I like a trip through a semi-arid landscape—not at all like a desert—where the eye is drawn to intermittent flushes of life, yellow grasses waiting for rain, ancient-rooted olives ticking away the seasons. Brittle sonorities on the piano put me in a similar state of expectancy, where resonance is a precious good, where singing voices carry a long way.
Dry County is a four movement essay for piano solo built primarily with staccato chords. They remind me of a basic photographic principle: in bright light, extremely short exposures and small apertures yield the greatest depth of field, bringing layers of information into simultaneous focus. I can recall seeing as a child one of those touristic signposts with directional signs akimbo giving the distances to far-off cities. I stood rapt before it attempting to picture the field of possible journeys and the interposing geographies. A chord, standing alone, takes on for me a similar quantum charge of possible directions: the gaps between isolated chords suggests voice-leading as often disavowed as confirmed. What has always fascinated me most about the piano is the implicit—maybe—voices between chords that I can just make out (or imagine), humming in the cracks. My favorite pianists are the magicians who make me believe in those voices, who with only the barest suggestion of linear continuity and harmonic underpinning manage to convince me of the presence of these other lurking shades.
I think I’m still obsessed by line and harmony, especially in the sketchiest guise, because any chordal underpinning can itself be doubly regarded, as a harmony with an immanent history, and as a concrete timbre: a chord can become simply the sound of a hallucinatory body, resonating with its own agenda.
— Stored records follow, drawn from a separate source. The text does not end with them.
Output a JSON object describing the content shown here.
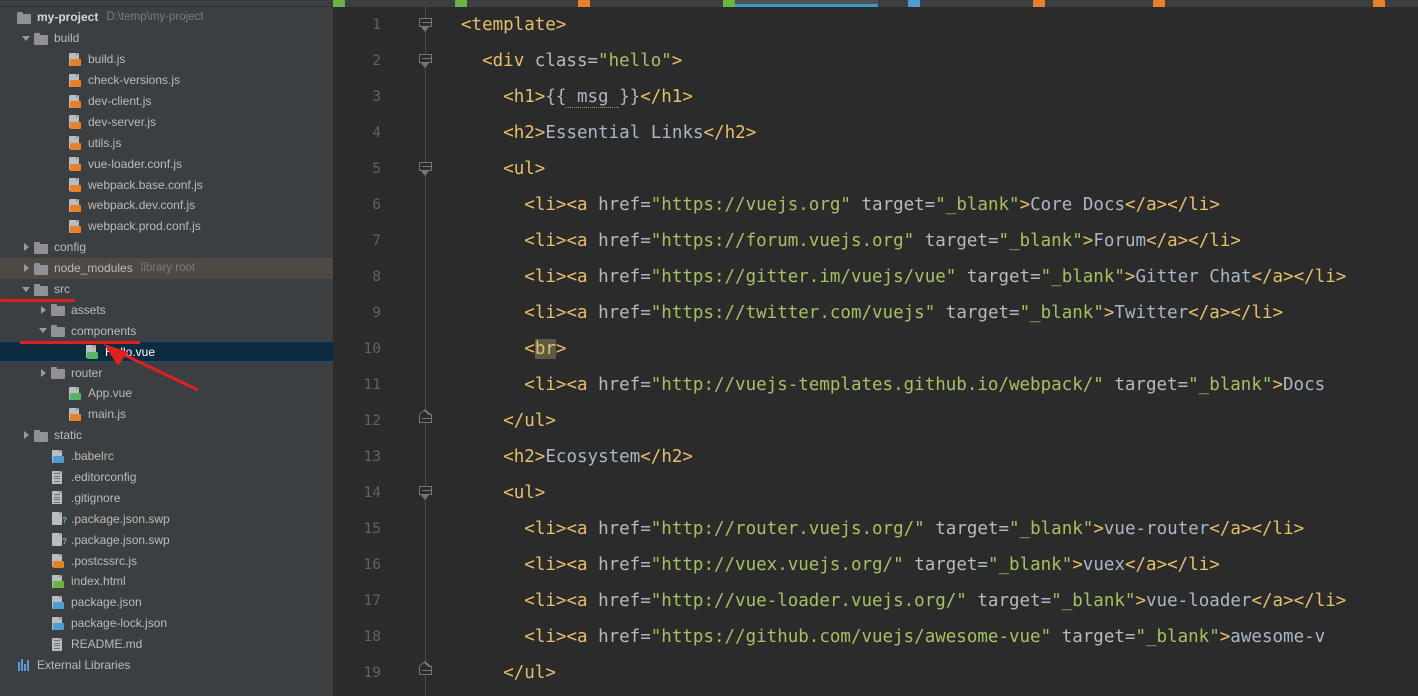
{
  "project": {
    "name": "my-project",
    "path": "D:\\temp\\my-project",
    "external_libraries_label": "External Libraries"
  },
  "colors": {
    "sidebar_bg": "#3c3f41",
    "editor_bg": "#2b2b2b",
    "selection_bg": "#0d2b3e",
    "selection_border": "#1b4f72",
    "library_root_bg": "#4e4a43",
    "annotation_red": "#e02020",
    "tag": "#e8bf6a",
    "string": "#a5c261",
    "text": "#a9b7c6",
    "line_number": "#606366",
    "active_tab_underline": "#3d9ac6"
  },
  "tree": [
    {
      "label": "my-project",
      "sub": "D:\\temp\\my-project",
      "indent": 0,
      "arrow": "none",
      "icon": "folder",
      "kind": "project"
    },
    {
      "label": "build",
      "sub": "",
      "indent": 1,
      "arrow": "open",
      "icon": "folder",
      "kind": "folder"
    },
    {
      "label": "build.js",
      "sub": "",
      "indent": 3,
      "arrow": "none",
      "icon": "file-js",
      "kind": "file"
    },
    {
      "label": "check-versions.js",
      "sub": "",
      "indent": 3,
      "arrow": "none",
      "icon": "file-js",
      "kind": "file"
    },
    {
      "label": "dev-client.js",
      "sub": "",
      "indent": 3,
      "arrow": "none",
      "icon": "file-js",
      "kind": "file"
    },
    {
      "label": "dev-server.js",
      "sub": "",
      "indent": 3,
      "arrow": "none",
      "icon": "file-js",
      "kind": "file"
    },
    {
      "label": "utils.js",
      "sub": "",
      "indent": 3,
      "arrow": "none",
      "icon": "file-js",
      "kind": "file"
    },
    {
      "label": "vue-loader.conf.js",
      "sub": "",
      "indent": 3,
      "arrow": "none",
      "icon": "file-js",
      "kind": "file"
    },
    {
      "label": "webpack.base.conf.js",
      "sub": "",
      "indent": 3,
      "arrow": "none",
      "icon": "file-js",
      "kind": "file"
    },
    {
      "label": "webpack.dev.conf.js",
      "sub": "",
      "indent": 3,
      "arrow": "none",
      "icon": "file-js",
      "kind": "file"
    },
    {
      "label": "webpack.prod.conf.js",
      "sub": "",
      "indent": 3,
      "arrow": "none",
      "icon": "file-js",
      "kind": "file"
    },
    {
      "label": "config",
      "sub": "",
      "indent": 1,
      "arrow": "closed",
      "icon": "folder",
      "kind": "folder"
    },
    {
      "label": "node_modules",
      "sub": "library root",
      "indent": 1,
      "arrow": "closed",
      "icon": "folder",
      "kind": "folder-libroot"
    },
    {
      "label": "src",
      "sub": "",
      "indent": 1,
      "arrow": "open",
      "icon": "folder",
      "kind": "folder"
    },
    {
      "label": "assets",
      "sub": "",
      "indent": 2,
      "arrow": "closed",
      "icon": "folder",
      "kind": "folder"
    },
    {
      "label": "components",
      "sub": "",
      "indent": 2,
      "arrow": "open",
      "icon": "folder",
      "kind": "folder"
    },
    {
      "label": "Hello.vue",
      "sub": "",
      "indent": 4,
      "arrow": "none",
      "icon": "file-vue",
      "kind": "file-selected"
    },
    {
      "label": "router",
      "sub": "",
      "indent": 2,
      "arrow": "closed",
      "icon": "folder",
      "kind": "folder"
    },
    {
      "label": "App.vue",
      "sub": "",
      "indent": 3,
      "arrow": "none",
      "icon": "file-vue",
      "kind": "file"
    },
    {
      "label": "main.js",
      "sub": "",
      "indent": 3,
      "arrow": "none",
      "icon": "file-js",
      "kind": "file"
    },
    {
      "label": "static",
      "sub": "",
      "indent": 1,
      "arrow": "closed",
      "icon": "folder",
      "kind": "folder"
    },
    {
      "label": ".babelrc",
      "sub": "",
      "indent": 2,
      "arrow": "none",
      "icon": "file-json",
      "kind": "file"
    },
    {
      "label": ".editorconfig",
      "sub": "",
      "indent": 2,
      "arrow": "none",
      "icon": "file-text",
      "kind": "file"
    },
    {
      "label": ".gitignore",
      "sub": "",
      "indent": 2,
      "arrow": "none",
      "icon": "file-text",
      "kind": "file"
    },
    {
      "label": ".package.json.swp",
      "sub": "",
      "indent": 2,
      "arrow": "none",
      "icon": "file-swp",
      "kind": "file"
    },
    {
      "label": ".package.json.swp",
      "sub": "",
      "indent": 2,
      "arrow": "none",
      "icon": "file-swp",
      "kind": "file"
    },
    {
      "label": ".postcssrc.js",
      "sub": "",
      "indent": 2,
      "arrow": "none",
      "icon": "file-js",
      "kind": "file"
    },
    {
      "label": "index.html",
      "sub": "",
      "indent": 2,
      "arrow": "none",
      "icon": "file-html",
      "kind": "file"
    },
    {
      "label": "package.json",
      "sub": "",
      "indent": 2,
      "arrow": "none",
      "icon": "file-json",
      "kind": "file"
    },
    {
      "label": "package-lock.json",
      "sub": "",
      "indent": 2,
      "arrow": "none",
      "icon": "file-json",
      "kind": "file"
    },
    {
      "label": "README.md",
      "sub": "",
      "indent": 2,
      "arrow": "none",
      "icon": "file-text",
      "kind": "file"
    },
    {
      "label": "External Libraries",
      "sub": "",
      "indent": 0,
      "arrow": "none",
      "icon": "ext-lib",
      "kind": "extlib"
    }
  ],
  "editor": {
    "file": "Hello.vue",
    "first_line": 1,
    "last_line": 19,
    "line_numbers": [
      1,
      2,
      3,
      4,
      5,
      6,
      7,
      8,
      9,
      10,
      11,
      12,
      13,
      14,
      15,
      16,
      17,
      18,
      19
    ],
    "selected_token": "br",
    "folds": [
      {
        "line": 1,
        "type": "down"
      },
      {
        "line": 2,
        "type": "down"
      },
      {
        "line": 5,
        "type": "down"
      },
      {
        "line": 12,
        "type": "up"
      },
      {
        "line": 14,
        "type": "down"
      },
      {
        "line": 19,
        "type": "up"
      }
    ],
    "lines": [
      "<template>",
      "  <div class=\"hello\">",
      "    <h1>{{ msg }}</h1>",
      "    <h2>Essential Links</h2>",
      "    <ul>",
      "      <li><a href=\"https://vuejs.org\" target=\"_blank\">Core Docs</a></li>",
      "      <li><a href=\"https://forum.vuejs.org\" target=\"_blank\">Forum</a></li>",
      "      <li><a href=\"https://gitter.im/vuejs/vue\" target=\"_blank\">Gitter Chat</a></li>",
      "      <li><a href=\"https://twitter.com/vuejs\" target=\"_blank\">Twitter</a></li>",
      "      <br>",
      "      <li><a href=\"http://vuejs-templates.github.io/webpack/\" target=\"_blank\">Docs",
      "    </ul>",
      "    <h2>Ecosystem</h2>",
      "    <ul>",
      "      <li><a href=\"http://router.vuejs.org/\" target=\"_blank\">vue-router</a></li>",
      "      <li><a href=\"http://vuex.vuejs.org/\" target=\"_blank\">vuex</a></li>",
      "      <li><a href=\"http://vue-loader.vuejs.org/\" target=\"_blank\">vue-loader</a></li>",
      "      <li><a href=\"https://github.com/vuejs/awesome-vue\" target=\"_blank\">awesome-v",
      "    </ul>"
    ]
  },
  "annotations": {
    "underline_src": "red underline under src folder",
    "underline_components": "red underline under components folder",
    "arrow_target": "Hello.vue"
  }
}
I am fascinated by imagining the rules that govern a chord’s behavior, the syntax that controls its interplay with other such objects placed together in a room, depth of field expanding.
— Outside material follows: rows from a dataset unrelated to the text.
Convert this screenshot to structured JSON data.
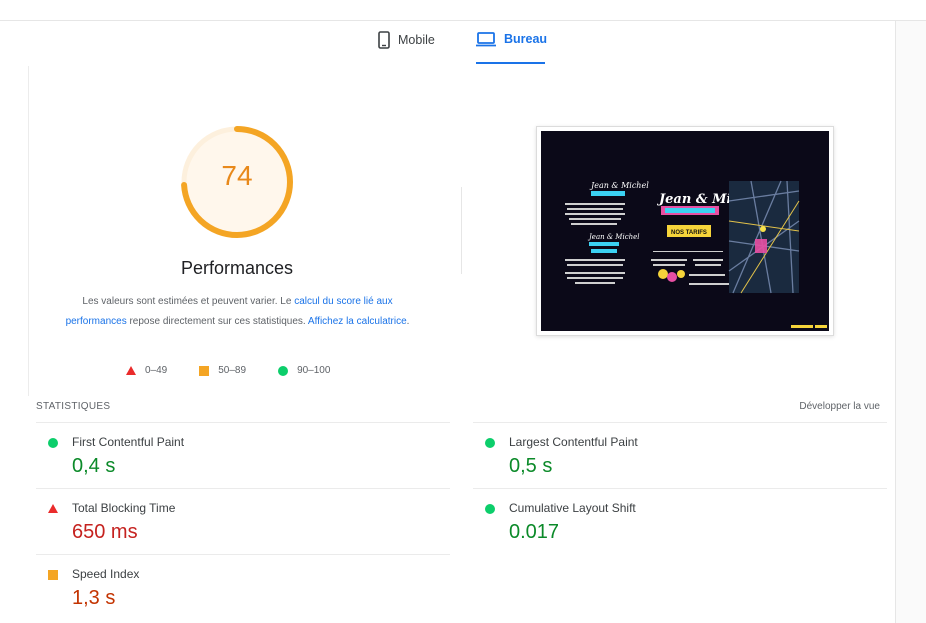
{
  "tabs": {
    "mobile": "Mobile",
    "desktop": "Bureau"
  },
  "score": {
    "value": "74",
    "fraction": 0.74,
    "title": "Performances",
    "note_prefix": "Les valeurs sont estimées et peuvent varier. Le ",
    "note_link1": "calcul du score lié aux performances",
    "note_middle": " repose directement sur ces statistiques. ",
    "note_link2": "Affichez la calculatrice",
    "note_suffix": "."
  },
  "legend": {
    "fail": "0–49",
    "average": "50–89",
    "pass": "90–100"
  },
  "stats": {
    "header": "STATISTIQUES",
    "expand": "Développer la vue",
    "fcp": {
      "label": "First Contentful Paint",
      "value": "0,4 s",
      "status": "pass"
    },
    "lcp": {
      "label": "Largest Contentful Paint",
      "value": "0,5 s",
      "status": "pass"
    },
    "tbt": {
      "label": "Total Blocking Time",
      "value": "650 ms",
      "status": "fail"
    },
    "cls": {
      "label": "Cumulative Layout Shift",
      "value": "0.017",
      "status": "pass"
    },
    "si": {
      "label": "Speed Index",
      "value": "1,3 s",
      "status": "average"
    }
  },
  "screenshot": {
    "brand_left": "Jean & Michel",
    "brand_right": "Jean & Michel",
    "button": "NOS TARIFS"
  },
  "colors": {
    "accent": "#1a73e8",
    "pass": "#0cce6b",
    "average": "#f4a524",
    "fail": "#ea2b2b",
    "gauge": "#f4a524"
  }
}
Counties of the United States that limit the sale of alcohol through various and sometimes arcane rules are known as dry counties. These statutes are salient markers of cultural memory that continue to shape the culture. Dry County was composed during a time of stricture, of unexpected silence and waiting. During this time of prohibitions it became paramount for me to mark flashes of austere joy and deep possibility as a way of marking time.